Unpreparedness among Physicians

One concern in the report was that “many physicians are unaware of MACRA reforms and are unprepared to make changes to their practice to meet its requirements.” One survey reported half of 523 surveyed physicians had never heard of the law and 32 percent were familiar with the name, but not the requirements.

“I don’t think we were terribly surprised by the finding,” Dr. Hayes said regarding the lack of awareness among physicians. “On the other hand, our feeling is that oncologists are probably the most aware of what’s going on with MACRA.”

He cited the reason for this as being ASCO’s providing of “considerable resources to educate our members.”

Value Frameworks

In addition to MACRA, the ASCO report outlined oncology-specific value frameworks that have emerged to providing value-based care.

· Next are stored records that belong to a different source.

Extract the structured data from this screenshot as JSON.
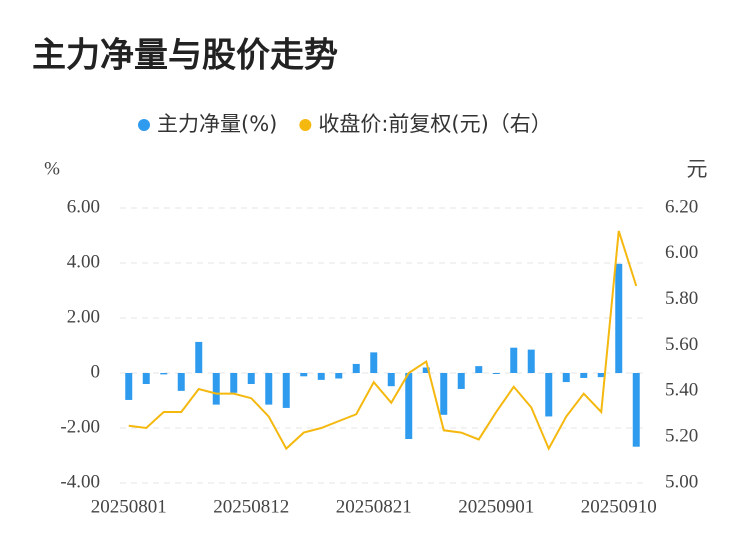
{
  "chart_data": {
    "type": "bar-line",
    "title": "主力净量与股价走势",
    "y_label": "%",
    "y2_label": "元",
    "categories": [
      "20250801",
      null,
      null,
      null,
      null,
      null,
      null,
      "20250812",
      null,
      null,
      null,
      null,
      null,
      null,
      "20250821",
      null,
      null,
      null,
      null,
      null,
      null,
      "20250901",
      null,
      null,
      null,
      null,
      null,
      null,
      "20250910",
      null
    ],
    "series": [
      {
        "name": "主力净量(%)",
        "color": "#2f9bef",
        "type": "bar",
        "values": [
          -0.98,
          -0.4,
          -0.05,
          -0.65,
          1.13,
          -1.15,
          -0.72,
          -0.4,
          -1.15,
          -1.27,
          -0.12,
          -0.25,
          -0.2,
          0.33,
          0.75,
          -0.48,
          -2.4,
          0.2,
          -1.52,
          -0.58,
          0.25,
          -0.03,
          0.92,
          0.85,
          -1.58,
          -0.33,
          -0.18,
          -0.15,
          3.97,
          -2.68
        ]
      },
      {
        "name": "收盘价:前复权(元)（右）",
        "color": "#f5b80f",
        "type": "line",
        "axis": "y2",
        "values": [
          5.25,
          5.24,
          5.31,
          5.31,
          5.41,
          5.39,
          5.39,
          5.37,
          5.29,
          5.15,
          5.22,
          5.24,
          5.27,
          5.3,
          5.44,
          5.35,
          5.48,
          5.53,
          5.23,
          5.22,
          5.19,
          5.31,
          5.42,
          5.33,
          5.15,
          5.29,
          5.39,
          5.31,
          6.1,
          5.86
        ]
      }
    ],
    "ylim": [
      -4,
      6
    ],
    "yticks": [
      {
        "value": -4,
        "label": "-4.00"
      },
      {
        "value": -2,
        "label": "-2.00"
      },
      0,
      {
        "value": 2,
        "label": "2.00"
      },
      {
        "value": 4,
        "label": "4.00"
      },
      {
        "value": 6,
        "label": "6.00"
      }
    ],
    "y2lim": [
      5,
      6.2
    ],
    "y2ticks": [
      {
        "value": 5,
        "label": "5.00"
      },
      {
        "value": 5.2,
        "label": "5.20"
      },
      {
        "value": 5.4,
        "label": "5.40"
      },
      {
        "value": 5.6,
        "label": "5.60"
      },
      {
        "value": 5.8,
        "label": "5.80"
      },
      {
        "value": 6,
        "label": "6.00"
      },
      {
        "value": 6.2,
        "label": "6.20"
      }
    ],
    "grid": true
  }
}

“The physician and patient can sit and have a logical and well-informed discussion instead of just opinions and perspectives,” Dr. Hayes said regarding the purpose of value frameworks.

Frameworks detailed in the report include ASCO’s Value Framework, Memorial Sloan Kettering Cancer Center’s tool DrugAbacus, and National Comprehensive Cancer Network’s Evidence Blocks.

However, limitations exist, and as the authors wrote, “value initiatives are relatively new and the oncology frameworks proposed in 2016 are largely conceptual.”

“Value is a much-used word with a very poor definition, especially in medicine,” said Dr. Hayes.

Defining value successfully is a limitation of the current frameworks, particularly because this definition can vary among payers, patients, and oncologists. Also, patient perspective is lacking from current frameworks and the frameworks rely heavily on data from clinical trials, which do not allow cross-trial comparisons. Cross-trial comparisons are essential to evaluating benefit and toxicity across several treatment regimens.

“The value framework is not ready to roll out yet to practices,” Dr. Hayes said, referring to ASCO’s framework. “We’re continuing to refine it and trying to make that ready, but at least it’s a step, in my opinion, in the right direction.”

Resources:

  1. American Society of Clinical Oncology. The State of Cancer Care in America, 2017: A Report by the American Society of Clinical Oncology. J Oncol Pract. 2017;13(4):e353-e394.